En retournant son regard vers le pare-brise, il s'aperçut qu'aucune réponse ne viendrait. Le véhicule était à l’arrêt, et rien dans le silence ambiant ne laissait à penser qu'une fusillade avait eu lieu. Sonitrok et Mortarion semblaient se battre silencieusement pour savoir lequel des deux parviendrait à devenir assez blanc pour disparaître. Le seul mouvement fut esquissé par le Kommissaer vers son talkie-walkie, qui emmena lentement entre les filtres de son masque, pour articuler calmement.

« À toutes les unités. Ici le Kommissaer Dragan Mortarion, du Département de Sécurité Interne de la Fondation. Quoi qu'il arrive, ne vous rendez pas sur notre position. Évitez dans un rayon de plusieurs kilomètres la ville d'Agen et toutes ses autoroutes. Considérez-la comme perdue, ou inexistante. Je répète. Quelle qu'en soit la raison, n'approchez pas d'Agen. Ici le Kommissaer Dragan Mortarion. On a retrouvé SCP-682. »

La main redescendit lentement vers le chargeur, et déposa la communicateur. La terreur se décline de bien des manières, mais il en existe une qui surpasse de loin les autres. Elle paralyse, elle ne laisse aucun doute. C'est une boule, dans l'estomac, une nausée froide, la goutte de sueur dans votre nuque. Ce sentiment de vide, de vertige. Pas d'adrénaline. Un froid soudain, l'impression que le silence vous hurle de mourir avant qu'il ne soit trop tard. La peur la plus sourde, la plus primitive, la plus profondément ancrée dans un instinct qu'on ne se connaissait même pas.

Seul le rugissement les fit bondir hors de ce calme chaotique. Une sensation de flou, l'impression d'être dans un cauchemar, ou dans une histoire pour nouvelle recrue. De la confusion, des hurlements qu'on entend sans comprendre. Des tirs, un demi-tour, de la panique. On se tourne, on voit des humains qui tentent de fuir. On ne sait pas ce qu'ils ont de différent de nous. Mais on regarde leur regard paniqué alors que leur pneu arrière droit éclate. De l'incompréhension dans leur regard. On pourrait croire qu'on y verrait de la haine, de la haine pour le mauvais sort, de la haine pour l'homme masqué qui venait de tirer, de la haine pour celui qui les avait sacrifiés. On voit dans leur yeux qu'ils n'arrivent même pas à ressentir le moindre ressentiment. Ils ont trop peur de la mort. Ils ont trop peur de ce qui hurle en galopant vers eux. Bien pire que la mort. On détourne les yeux, mais on sait ce qui leur arrive. Des hurlements. Certains meurent silencieux, contemplant leur bassin sectionné. D'autres crient et pleurent une vie qu'ils ne retrouveront jamais, un parent auquel ils pensaient ne plus penser. Mais tous meurent comme des humains. De fragiles, pathétiques, impuissants humains. Des tonneaux. La jeep qui s'écrase dans le fossé. Je sens des mains me tirer vers l'extérieur. On me gifle, encore et encore. Je vois la peur la plus profonde dans celui que je croyais insensible. Je dois vivre. Je dois courir. Je ne pense plus à rien. Je cours. Pas besoin d'une direction. Je sens un liquide chaud contre ma jambe.

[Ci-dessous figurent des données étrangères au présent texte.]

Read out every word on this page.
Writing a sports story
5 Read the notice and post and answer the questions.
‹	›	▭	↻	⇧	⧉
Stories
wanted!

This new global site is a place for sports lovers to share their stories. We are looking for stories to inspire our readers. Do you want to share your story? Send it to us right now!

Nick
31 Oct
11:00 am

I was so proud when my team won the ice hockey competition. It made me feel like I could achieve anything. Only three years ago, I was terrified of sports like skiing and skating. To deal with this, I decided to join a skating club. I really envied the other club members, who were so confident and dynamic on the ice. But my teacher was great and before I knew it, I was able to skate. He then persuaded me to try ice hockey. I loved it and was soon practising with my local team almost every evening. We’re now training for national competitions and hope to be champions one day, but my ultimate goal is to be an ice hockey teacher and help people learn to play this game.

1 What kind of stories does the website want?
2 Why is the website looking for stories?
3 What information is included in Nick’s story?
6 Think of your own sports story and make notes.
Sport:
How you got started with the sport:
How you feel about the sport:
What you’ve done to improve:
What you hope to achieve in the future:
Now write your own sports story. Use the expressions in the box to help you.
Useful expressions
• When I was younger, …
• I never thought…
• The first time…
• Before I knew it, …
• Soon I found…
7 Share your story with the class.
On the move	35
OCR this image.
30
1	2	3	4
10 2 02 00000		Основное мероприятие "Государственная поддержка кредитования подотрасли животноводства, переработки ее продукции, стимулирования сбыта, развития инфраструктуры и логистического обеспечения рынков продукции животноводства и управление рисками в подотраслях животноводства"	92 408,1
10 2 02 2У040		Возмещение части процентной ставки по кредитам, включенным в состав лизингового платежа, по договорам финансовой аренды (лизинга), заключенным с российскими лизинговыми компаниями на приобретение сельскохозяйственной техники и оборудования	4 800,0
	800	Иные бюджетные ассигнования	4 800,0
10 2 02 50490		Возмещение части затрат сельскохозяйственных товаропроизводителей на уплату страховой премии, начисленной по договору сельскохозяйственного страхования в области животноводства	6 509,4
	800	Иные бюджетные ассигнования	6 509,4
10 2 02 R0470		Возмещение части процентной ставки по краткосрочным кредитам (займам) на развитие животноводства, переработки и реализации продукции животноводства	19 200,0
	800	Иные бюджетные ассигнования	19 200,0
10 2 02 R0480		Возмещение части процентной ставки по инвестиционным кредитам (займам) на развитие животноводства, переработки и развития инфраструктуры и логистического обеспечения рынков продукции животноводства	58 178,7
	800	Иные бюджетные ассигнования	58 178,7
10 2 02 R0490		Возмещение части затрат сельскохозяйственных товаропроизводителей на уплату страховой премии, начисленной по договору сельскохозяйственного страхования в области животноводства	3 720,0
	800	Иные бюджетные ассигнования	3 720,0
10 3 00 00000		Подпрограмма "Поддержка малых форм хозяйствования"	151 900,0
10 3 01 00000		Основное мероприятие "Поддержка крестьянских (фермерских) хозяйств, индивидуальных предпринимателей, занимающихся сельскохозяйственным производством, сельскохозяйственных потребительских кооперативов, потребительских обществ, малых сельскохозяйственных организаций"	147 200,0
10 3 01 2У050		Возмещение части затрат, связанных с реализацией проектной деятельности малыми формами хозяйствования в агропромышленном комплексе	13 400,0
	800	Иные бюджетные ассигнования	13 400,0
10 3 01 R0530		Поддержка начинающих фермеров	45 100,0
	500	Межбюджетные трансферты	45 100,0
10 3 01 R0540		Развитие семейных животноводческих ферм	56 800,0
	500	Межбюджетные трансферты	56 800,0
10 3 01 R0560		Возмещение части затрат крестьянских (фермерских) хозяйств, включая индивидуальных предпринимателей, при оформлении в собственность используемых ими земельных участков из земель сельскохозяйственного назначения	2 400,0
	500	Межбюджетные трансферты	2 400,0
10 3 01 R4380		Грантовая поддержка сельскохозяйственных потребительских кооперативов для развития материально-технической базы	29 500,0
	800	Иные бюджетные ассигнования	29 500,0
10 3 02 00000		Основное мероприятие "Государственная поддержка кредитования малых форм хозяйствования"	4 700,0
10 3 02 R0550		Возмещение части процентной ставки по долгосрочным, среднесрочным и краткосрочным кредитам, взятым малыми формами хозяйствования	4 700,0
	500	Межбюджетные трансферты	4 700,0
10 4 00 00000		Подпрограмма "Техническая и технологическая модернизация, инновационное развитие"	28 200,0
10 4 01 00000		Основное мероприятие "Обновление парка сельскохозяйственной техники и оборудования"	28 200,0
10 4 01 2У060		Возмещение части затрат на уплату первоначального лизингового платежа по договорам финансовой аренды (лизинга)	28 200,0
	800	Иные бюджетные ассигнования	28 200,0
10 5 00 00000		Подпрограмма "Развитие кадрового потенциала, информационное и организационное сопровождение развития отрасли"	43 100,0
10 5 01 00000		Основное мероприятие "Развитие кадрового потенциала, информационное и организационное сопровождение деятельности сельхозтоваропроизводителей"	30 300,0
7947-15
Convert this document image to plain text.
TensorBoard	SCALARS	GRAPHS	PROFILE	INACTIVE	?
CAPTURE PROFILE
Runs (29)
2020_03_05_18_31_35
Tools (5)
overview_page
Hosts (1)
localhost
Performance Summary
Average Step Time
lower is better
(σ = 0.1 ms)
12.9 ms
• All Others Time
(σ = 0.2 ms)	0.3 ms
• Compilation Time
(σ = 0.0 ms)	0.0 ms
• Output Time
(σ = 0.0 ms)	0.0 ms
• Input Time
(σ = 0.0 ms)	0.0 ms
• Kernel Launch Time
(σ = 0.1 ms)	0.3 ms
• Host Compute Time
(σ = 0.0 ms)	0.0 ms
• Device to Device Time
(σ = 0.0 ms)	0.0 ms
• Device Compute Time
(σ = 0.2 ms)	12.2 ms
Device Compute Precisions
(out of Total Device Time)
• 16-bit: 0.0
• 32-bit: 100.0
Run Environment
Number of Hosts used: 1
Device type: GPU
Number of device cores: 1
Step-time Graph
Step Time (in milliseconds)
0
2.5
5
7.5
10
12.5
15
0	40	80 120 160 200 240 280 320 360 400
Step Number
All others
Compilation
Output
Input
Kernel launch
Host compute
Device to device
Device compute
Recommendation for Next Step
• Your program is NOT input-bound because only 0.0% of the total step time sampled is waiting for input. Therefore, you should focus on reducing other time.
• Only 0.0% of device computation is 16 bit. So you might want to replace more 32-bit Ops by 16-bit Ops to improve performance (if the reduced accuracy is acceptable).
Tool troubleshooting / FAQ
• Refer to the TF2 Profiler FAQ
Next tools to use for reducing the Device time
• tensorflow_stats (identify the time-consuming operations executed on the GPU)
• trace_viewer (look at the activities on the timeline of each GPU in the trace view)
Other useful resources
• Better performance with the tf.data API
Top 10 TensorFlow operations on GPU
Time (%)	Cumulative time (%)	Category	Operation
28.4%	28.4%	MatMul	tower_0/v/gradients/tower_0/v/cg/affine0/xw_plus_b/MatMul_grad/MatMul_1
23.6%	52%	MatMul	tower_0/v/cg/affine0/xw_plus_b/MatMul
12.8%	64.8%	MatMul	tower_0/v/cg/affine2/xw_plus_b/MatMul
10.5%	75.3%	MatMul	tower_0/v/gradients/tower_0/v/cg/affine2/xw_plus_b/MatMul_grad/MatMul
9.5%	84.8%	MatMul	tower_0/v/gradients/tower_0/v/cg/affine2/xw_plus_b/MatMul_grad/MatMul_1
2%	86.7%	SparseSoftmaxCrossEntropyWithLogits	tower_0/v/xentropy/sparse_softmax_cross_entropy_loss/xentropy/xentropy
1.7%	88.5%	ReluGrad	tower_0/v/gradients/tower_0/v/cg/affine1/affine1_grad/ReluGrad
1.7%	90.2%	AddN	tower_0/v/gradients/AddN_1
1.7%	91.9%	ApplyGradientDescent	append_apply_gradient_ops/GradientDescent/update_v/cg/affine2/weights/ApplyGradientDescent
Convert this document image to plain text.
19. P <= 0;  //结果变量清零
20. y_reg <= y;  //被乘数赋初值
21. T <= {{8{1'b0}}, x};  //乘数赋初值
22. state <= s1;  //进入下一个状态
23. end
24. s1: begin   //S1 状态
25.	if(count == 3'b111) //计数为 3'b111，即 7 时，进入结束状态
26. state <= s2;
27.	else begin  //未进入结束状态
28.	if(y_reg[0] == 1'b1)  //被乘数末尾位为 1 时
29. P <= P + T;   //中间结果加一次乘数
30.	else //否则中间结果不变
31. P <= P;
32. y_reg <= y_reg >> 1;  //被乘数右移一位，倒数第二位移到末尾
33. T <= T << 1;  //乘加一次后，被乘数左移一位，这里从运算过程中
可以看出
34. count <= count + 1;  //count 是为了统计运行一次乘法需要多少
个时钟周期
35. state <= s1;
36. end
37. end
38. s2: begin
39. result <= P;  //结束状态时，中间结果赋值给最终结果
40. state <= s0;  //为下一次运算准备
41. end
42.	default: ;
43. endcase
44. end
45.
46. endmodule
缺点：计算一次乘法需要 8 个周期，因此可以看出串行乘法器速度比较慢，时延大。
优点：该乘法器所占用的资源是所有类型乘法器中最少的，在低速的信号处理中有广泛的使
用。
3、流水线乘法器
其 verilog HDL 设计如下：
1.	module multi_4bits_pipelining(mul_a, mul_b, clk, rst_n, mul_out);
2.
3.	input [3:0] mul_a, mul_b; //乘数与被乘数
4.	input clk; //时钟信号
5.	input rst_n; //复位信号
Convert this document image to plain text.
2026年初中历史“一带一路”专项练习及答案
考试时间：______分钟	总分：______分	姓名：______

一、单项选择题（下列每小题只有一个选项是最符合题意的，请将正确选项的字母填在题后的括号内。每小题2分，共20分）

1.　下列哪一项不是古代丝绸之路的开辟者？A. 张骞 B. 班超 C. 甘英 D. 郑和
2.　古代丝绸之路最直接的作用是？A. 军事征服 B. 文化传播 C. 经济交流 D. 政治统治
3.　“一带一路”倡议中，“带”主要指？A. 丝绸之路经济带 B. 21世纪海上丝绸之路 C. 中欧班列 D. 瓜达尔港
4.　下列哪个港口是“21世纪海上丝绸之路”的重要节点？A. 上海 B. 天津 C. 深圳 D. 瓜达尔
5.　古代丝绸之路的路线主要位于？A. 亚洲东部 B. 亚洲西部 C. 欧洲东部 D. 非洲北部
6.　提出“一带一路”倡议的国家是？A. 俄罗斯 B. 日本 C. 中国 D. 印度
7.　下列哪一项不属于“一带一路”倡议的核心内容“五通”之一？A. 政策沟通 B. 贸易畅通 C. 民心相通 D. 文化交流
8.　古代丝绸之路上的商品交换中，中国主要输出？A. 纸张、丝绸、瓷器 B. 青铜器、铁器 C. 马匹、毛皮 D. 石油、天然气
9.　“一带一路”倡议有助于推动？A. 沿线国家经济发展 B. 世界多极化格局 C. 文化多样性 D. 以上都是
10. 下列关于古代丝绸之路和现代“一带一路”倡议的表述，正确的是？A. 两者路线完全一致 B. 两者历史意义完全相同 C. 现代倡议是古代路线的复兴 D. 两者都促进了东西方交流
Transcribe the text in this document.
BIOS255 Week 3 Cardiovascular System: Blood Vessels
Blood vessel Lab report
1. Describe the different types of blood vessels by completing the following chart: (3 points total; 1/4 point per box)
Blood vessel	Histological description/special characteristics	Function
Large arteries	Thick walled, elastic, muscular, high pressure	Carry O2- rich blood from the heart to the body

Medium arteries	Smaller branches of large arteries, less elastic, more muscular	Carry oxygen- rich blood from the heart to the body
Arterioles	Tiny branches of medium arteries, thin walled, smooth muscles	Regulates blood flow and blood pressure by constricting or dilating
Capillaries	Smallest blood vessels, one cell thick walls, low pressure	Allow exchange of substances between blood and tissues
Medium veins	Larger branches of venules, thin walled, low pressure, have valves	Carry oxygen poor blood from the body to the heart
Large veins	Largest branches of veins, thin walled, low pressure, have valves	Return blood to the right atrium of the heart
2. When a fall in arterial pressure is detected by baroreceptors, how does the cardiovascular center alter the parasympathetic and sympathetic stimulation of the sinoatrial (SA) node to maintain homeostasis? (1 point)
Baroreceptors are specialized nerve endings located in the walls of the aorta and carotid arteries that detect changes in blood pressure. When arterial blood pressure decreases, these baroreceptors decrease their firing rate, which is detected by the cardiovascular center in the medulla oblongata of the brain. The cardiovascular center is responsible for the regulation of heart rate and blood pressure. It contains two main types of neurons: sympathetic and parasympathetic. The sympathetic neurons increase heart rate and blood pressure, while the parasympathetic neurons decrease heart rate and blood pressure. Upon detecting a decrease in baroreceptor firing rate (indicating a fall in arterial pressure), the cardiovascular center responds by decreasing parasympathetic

« SONITROK ! SUIVEZ-LE, PUTAIN ! ABANDONNEZ LA VOITURE !
-JE PEUX PAS ! COUREZ ! »

Mortarion avait beau crier, le docteur contournait la voiture en courant, ouvrant le coffre à voler pour en arracher le faux plancher. Il en tira une petite silhouette qui se jeta dans ses bras en hurlant de peur.

« QU'EST CE QU'IL FOUT LÀ ? VOUS AVIEZ DIT…
-TA GUEULE ! »

Les yeux arrondis du Kommissaer ne suffisaient pas à exprimer sa surprise. Mais pourtant, le blousard n'avait jamais eu autant raison. Et il était déjà une vingtaine de mètres devant lui, courant en serrant contre lui son unique fils.
Et les quatre membres de l'équipe numéro 4 étaient ainsi lancés à travers champs. Une silhouette orange floue, courant les bras au dessus de la tête, un vieil allemand qui ne courait plus vraiment pour sa propre vie, et un retardataire au masque sifflant sous l'effort.